Thankfully I have discovered a new foam floor (thanks to a tip from a friend).  I got mine from Home Depot, and it comes in lots of colors. (Yes, I got yellow!) The foam floor is perfect, and I can put it away when not in use! And, it can be built in a number of different sizes, depending on how many squares you buy.
Here's a close up of all the pins I used:

And, just for fun, I thought it would be interesting to show an animation of a few of the steps of the quilt 'growing' on the design wall.  I wish I had taken a few more pictures, but sometimes I get so engaged in my work, I forget to take a photo!

I have now learned how to make a gif file!!  Enjoy!

Monday, March 02, 2020

Plenty to Go Around
80" x 80"
Marking Concentric Circles for Quilting

I decided early in the planning stages that I wanted to quilt this with concentric circles.  And, though I love the loose and organic and uneven concentric circles, that is not what I wanted for this quilt.  As part of WHO this quilt is, the lines need to be exact, or look exact.  It's part of the story.   

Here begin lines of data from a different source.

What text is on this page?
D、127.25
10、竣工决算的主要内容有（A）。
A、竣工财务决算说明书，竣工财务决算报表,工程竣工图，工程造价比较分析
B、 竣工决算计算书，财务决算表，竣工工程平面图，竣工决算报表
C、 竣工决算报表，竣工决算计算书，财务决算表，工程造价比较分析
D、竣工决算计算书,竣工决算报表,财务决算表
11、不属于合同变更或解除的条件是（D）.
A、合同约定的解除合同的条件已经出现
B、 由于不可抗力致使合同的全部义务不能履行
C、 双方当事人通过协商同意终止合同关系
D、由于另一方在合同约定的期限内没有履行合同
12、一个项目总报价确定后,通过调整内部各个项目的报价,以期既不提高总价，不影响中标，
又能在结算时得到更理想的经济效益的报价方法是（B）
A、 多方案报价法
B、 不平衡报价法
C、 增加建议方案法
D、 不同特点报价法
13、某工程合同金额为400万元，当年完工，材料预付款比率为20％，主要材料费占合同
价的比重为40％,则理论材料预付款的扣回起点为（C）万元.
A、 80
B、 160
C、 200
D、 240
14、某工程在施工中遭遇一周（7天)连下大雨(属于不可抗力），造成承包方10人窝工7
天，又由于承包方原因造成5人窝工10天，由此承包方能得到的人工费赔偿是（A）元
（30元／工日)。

I wanted to avoid drawing on the quilt all together, I thought that 1/4" masking tape would be perfect.  It is easy to apply, and easy to pull up if you don't like how it is applied.  It stays stuck pretty well, but does not leave a residue on the fabric.  It is so narrow, that it bends easily around gentle curves.  It does not do that for tight curves, like the first couple of small circles in the center of the quilt.  So, I started with this:



I drew circles with a compass and pencil on the freezer paper, and then cut out the circles with scissors. Next, I ironed the freezer paper circles and hand stitched around the edge.  These are super easy to peel up too! However, once the circle size gets too big, it becomes too stiff and cumbersome, especially if using a hoop.  And, you will know that size when you get to it!! Ha!

For the bigger (and getting increasingly bigger) circles, I decided to measure from the center, using the concept of the circle's mighty radius! Cha ching! I measured, and marked with pins, marking several lines at a time.  It looks like this:




Then I started applying the masking tape, gently curving it as I went around the circle.  I started with the innermost circle, using the pins as suggestions of where the tape should land once it gets there.  It is really good as a suggestion, but more important is the shape of the line as it curves around. Even if not perfect, it needs to resemble the shape of a circle.  Sometimes it will get off the line just a bit, but that inaccuracy can be averaged out with the next rounds of circles. 




After applying the tape, I remove the pins. And then I apply the next round of tape.



Here's an overall view of the pins.  I use a lot of pins, spaced closely.  I suspect that with more experience, I could rely on less pins that are placed further apart.



This pinning and marking takes time, but for me, it makes a significant difference.  If you just follow the previous quilting line with a similar spacing, you can easily get through the entire quilt.  However, if there is a small error in spacing, that error will be compounded and multiplied as you work outwards.  A skilled and experienced quilter will see those errors and gently correct them with each line.  There is also the option of removing lines of quilting to get back to the section where the error starts.  That is frustrating and can be a significant delay to progress.  I am hoping that by marking the circles, I can avoid that.

One further note: when quilting by machine, instead of by hand, it is entirely possible to avoid marking the circles at all because you can use the machine's foot as a guide while you sew.  Disclaimer: I struggle getting those circles even too!



Here's an overall view of my progress so far.  The circles are getting bigger and starting to "outgrow" my rotary cutting rulers.  I have moved up to yardsticks now! And I am pleased that as the circles get larger, they still look like circles! I foresee a point in my near future where my table will be too small and this work will move to the floor.  Perhaps I can get some quilt yoga in as I stretch, bend, and squat to mark these lovely circles!